Strona:PL Józef Ignacy Kraszewski-Królewscy synowie tom III 197.jpeg

Ta strona została uwierzytelniona.

Niekładnąc się już na spoczynek posłowie dnia tylko doczekawszy, jak na brzask w drogę ruszyli, spieszac z powrotem bardziéj jeszcze, niż do Płocka.
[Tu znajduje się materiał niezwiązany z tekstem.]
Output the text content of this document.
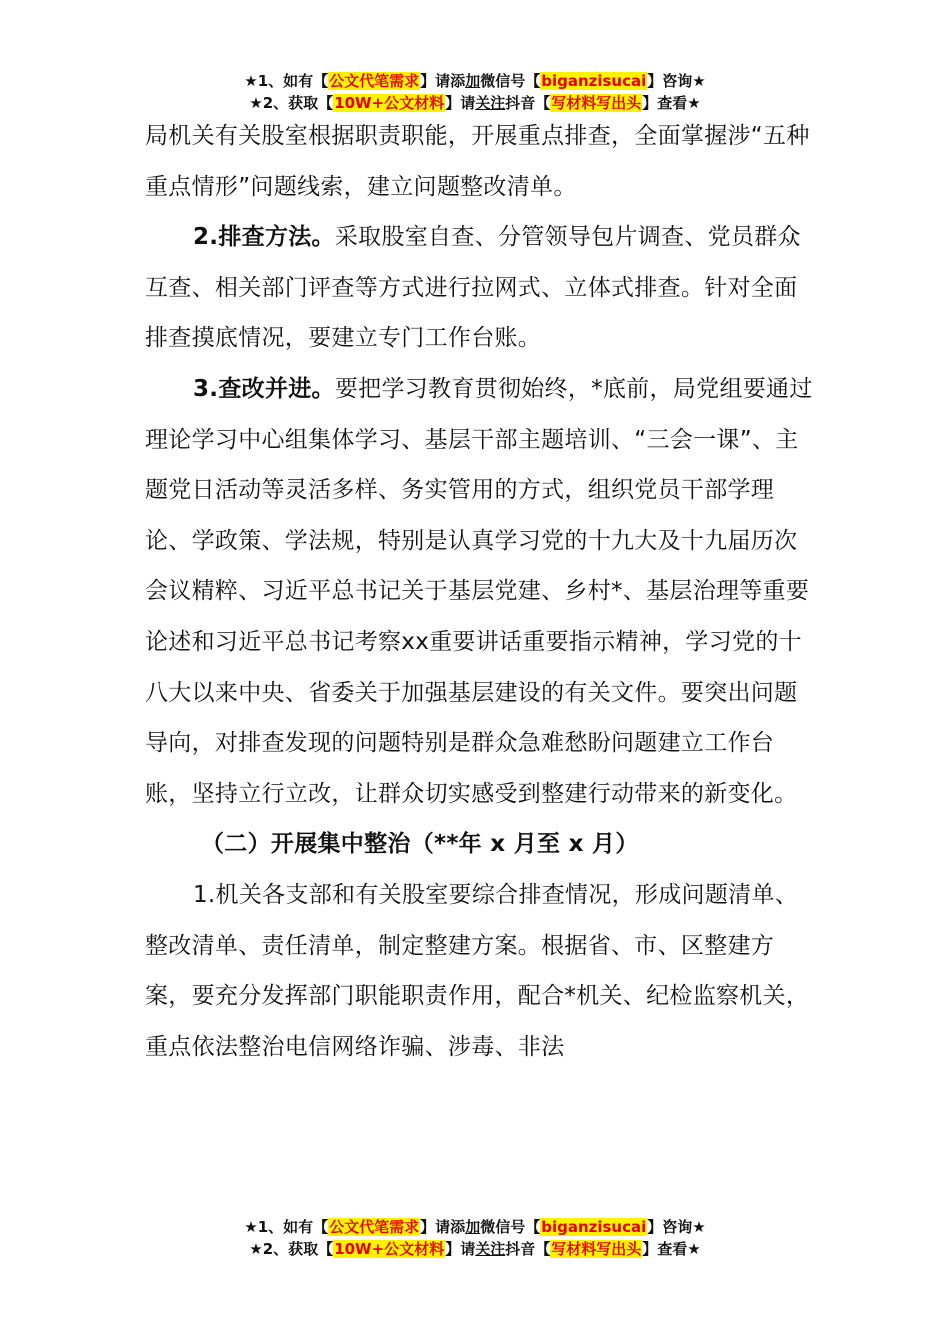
★1、如有【公文代笔需求】请添加微信号【biganzisucai】咨询★
★2、获取【10W+公文材料】请关注抖音【写材料写出头】查看★

局机关有关股室根据职责职能，开展重点排查，全面掌握涉“五种重点情形”问题线索，建立问题整改清单。

2.排查方法。采取股室自查、分管领导包片调查、党员群众互查、相关部门评查等方式进行拉网式、立体式排查。针对全面排查摸底情况，要建立专门工作台账。

3.查改并进。要把学习教育贯彻始终，*底前，局党组要通过理论学习中心组集体学习、基层干部主题培训、“三会一课”、主题党日活动等灵活多样、务实管用的方式，组织党员干部学理论、学政策、学法规，特别是认真学习党的十九大及十九届历次会议精粹、习近平总书记关于基层党建、乡村*、基层治理等重要论述和习近平总书记考察xx重要讲话重要指示精神，学习党的十八大以来中央、省委关于加强基层建设的有关文件。要突出问题导向，对排查发现的问题特别是群众急难愁盼问题建立工作台账，坚持立行立改，让群众切实感受到整建行动带来的新变化。

（二）开展集中整治（**年 x 月至 x 月）

1.机关各支部和有关股室要综合排查情况，形成问题清单、整改清单、责任清单，制定整建方案。根据省、市、区整建方案，要充分发挥部门职能职责作用，配合*机关、纪检监察机关，重点依法整治电信网络诈骗、涉毒、非法

★1、如有【公文代笔需求】请添加微信号【biganzisucai】咨询★
★2、获取【10W+公文材料】请关注抖音【写材料写出头】查看★
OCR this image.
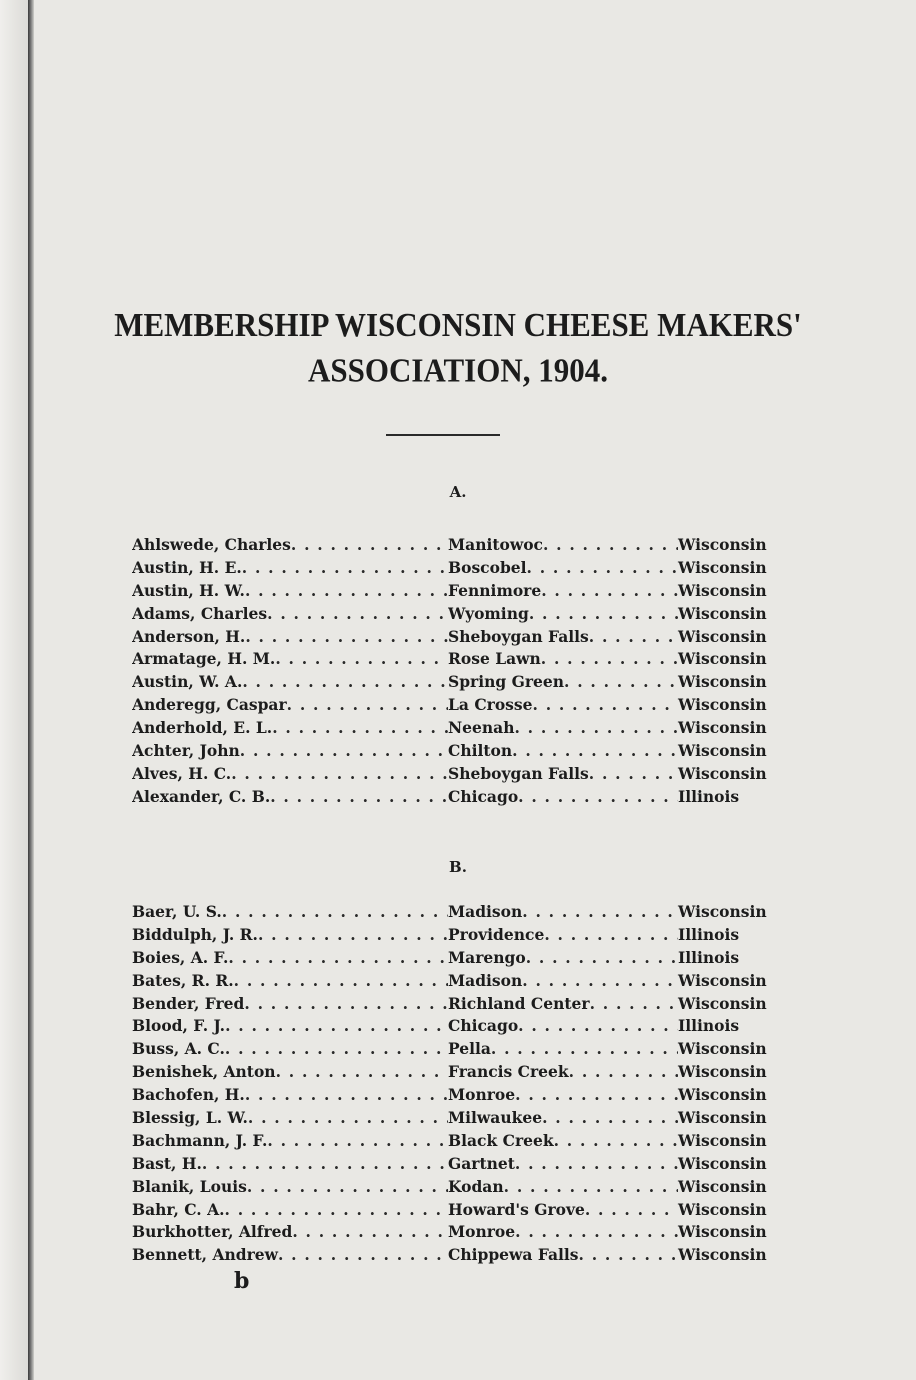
MEMBERSHIP WISCONSIN CHEESE MAKERS'
ASSOCIATION, 1904.
A.
Ahlswede, Charles . . .	Manitowoc . . .	Wisconsin
Austin, H. E. . . .	Boscobel . . .	Wisconsin
Austin, H. W. . . .	Fennimore . . .	Wisconsin
Adams, Charles . . .	Wyoming . . .	Wisconsin
Anderson, H. . . .	Sheboygan Falls . . .	Wisconsin
Armatage, H. M. . . .	Rose Lawn . . .	Wisconsin
Austin, W. A. . . .	Spring Green . . .	Wisconsin
Anderegg, Caspar . . .	La Crosse . . .	Wisconsin
Anderhold, E. L. . . .	Neenah . . .	Wisconsin
Achter, John . . .	Chilton . . .	Wisconsin
Alves, H. C. . . .	Sheboygan Falls . . .	Wisconsin
Alexander, C. B. . . .	Chicago . . .	Illinois
B.
Baer, U. S. . . .	Madison . . .	Wisconsin
Biddulph, J. R. . . .	Providence . . .	Illinois
Boies, A. F. . . .	Marengo . . .	Illinois
Bates, R. R. . . .	Madison . . .	Wisconsin
Bender, Fred . . .	Richland Center . . .	Wisconsin
Blood, F. J. . . .	Chicago . . .	Illinois
Buss, A. C. . . .	Pella . . .	Wisconsin
Benishek, Anton . . .	Francis Creek . . .	Wisconsin
Bachofen, H. . . .	Monroe . . .	Wisconsin
Blessig, L. W. . . .	Milwaukee . . .	Wisconsin
Bachmann, J. F. . . .	Black Creek . . .	Wisconsin
Bast, H. . . .	Gartnet . . .	Wisconsin
Blanik, Louis . . .	Kodan . . .	Wisconsin
Bahr, C. A. . . .	Howard's Grove . . .	Wisconsin
Burkhotter, Alfred . . .	Monroe . . .	Wisconsin
Bennett, Andrew . . .	Chippewa Falls . . .	Wisconsin
b
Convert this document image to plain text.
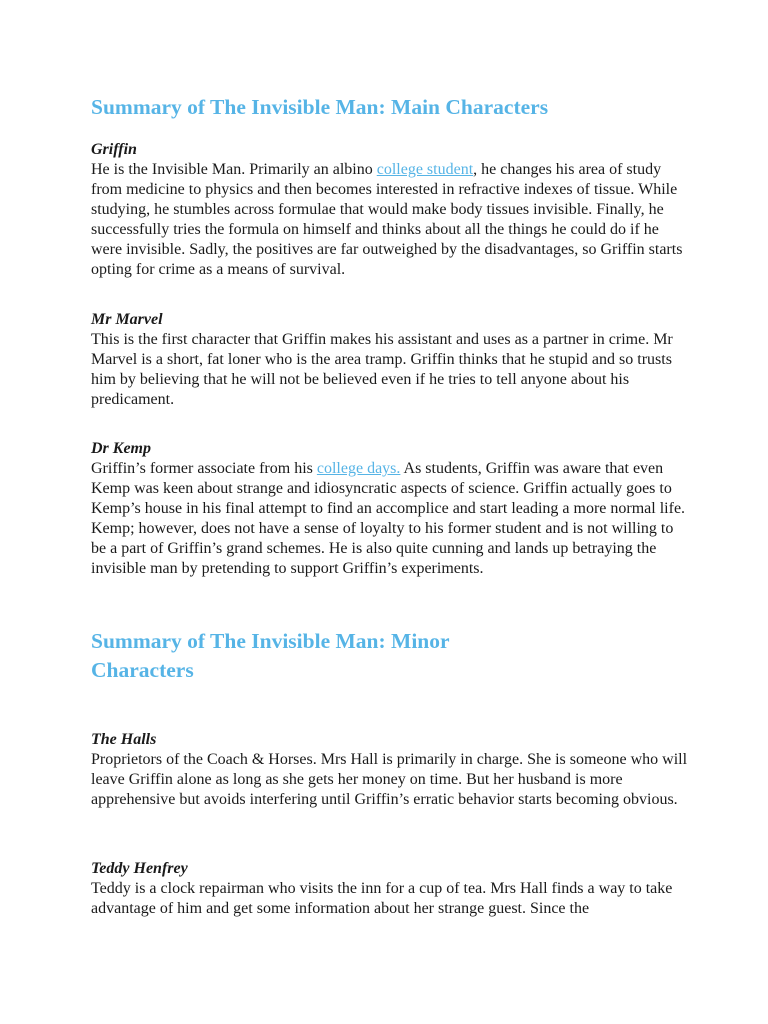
Summary of The Invisible Man: Main Characters

Griffin

He is the Invisible Man. Primarily an albino college student, he changes his area of study from medicine to physics and then becomes interested in refractive indexes of tissue. While studying, he stumbles across formulae that would make body tissues invisible. Finally, he successfully tries the formula on himself and thinks about all the things he could do if he were invisible. Sadly, the positives are far outweighed by the disadvantages, so Griffin starts opting for crime as a means of survival.

Mr Marvel

This is the first character that Griffin makes his assistant and uses as a partner in crime. Mr Marvel is a short, fat loner who is the area tramp. Griffin thinks that he stupid and so trusts him by believing that he will not be believed even if he tries to tell anyone about his predicament.

Dr Kemp

Griffin’s former associate from his college days. As students, Griffin was aware that even Kemp was keen about strange and idiosyncratic aspects of science. Griffin actually goes to Kemp’s house in his final attempt to find an accomplice and start leading a more normal life. Kemp; however, does not have a sense of loyalty to his former student and is not willing to be a part of Griffin’s grand schemes. He is also quite cunning and lands up betraying the invisible man by pretending to support Griffin’s experiments.

Summary of The Invisible Man: Minor
Characters

The Halls

Proprietors of the Coach & Horses. Mrs Hall is primarily in charge. She is someone who will leave Griffin alone as long as she gets her money on time. But her husband is more apprehensive but avoids interfering until Griffin’s erratic behavior starts becoming obvious.

Teddy Henfrey

Teddy is a clock repairman who visits the inn for a cup of tea. Mrs Hall finds a way to take advantage of him and get some information about her strange guest. Since the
Raźniejszą była ta podróż, gdyż im się więcéj ku Krakowu zbliżali, tém w liczniejszéj gromadzie ją odbywali. Łączyły się z niemi mnogie dwory i poczty ziemian, które na wesele także dążyły.
Wszyscy nieśli podarki, a występowali z końmi, ludźmi i przyborem takim, by swemu panu wstydu nie uczynili.
Skarbimierz to z jednemi to z drugiemi kawał drogi razem jadąc, wymijał ich i pospieszał, mając na sercu to o czém się w Płocku dowiedział.
Zazdrość Zbigniewa zrozumiałą była posłowi, gdy wśród panów, których spotykał znalazł wielu i z dzielnicy Mazowieckiej pospieszających z hołdem do Bolka, którego za zwierzchniego pana głos powszechny uznawał. Ze wszystkich ziem, od Poznania, Gniezna, Szląska, zarówno jak z Sandomierskiéj i krakowskiéj, jechali ziemianie.
Na zamek krakowski ledwie się już dobić było można, gdy posłowie wrócili, a do królewicza dostać nie łatwo, gdyż ciągle otoczony, coraz nowo przybywających sam przyjmował. Przygotowania do wspaniałego i uroczystego obrzędu, olbrzymie były, gdyż kilkanaście dni trwać miały uczty, a goście liczyli się na tysiące.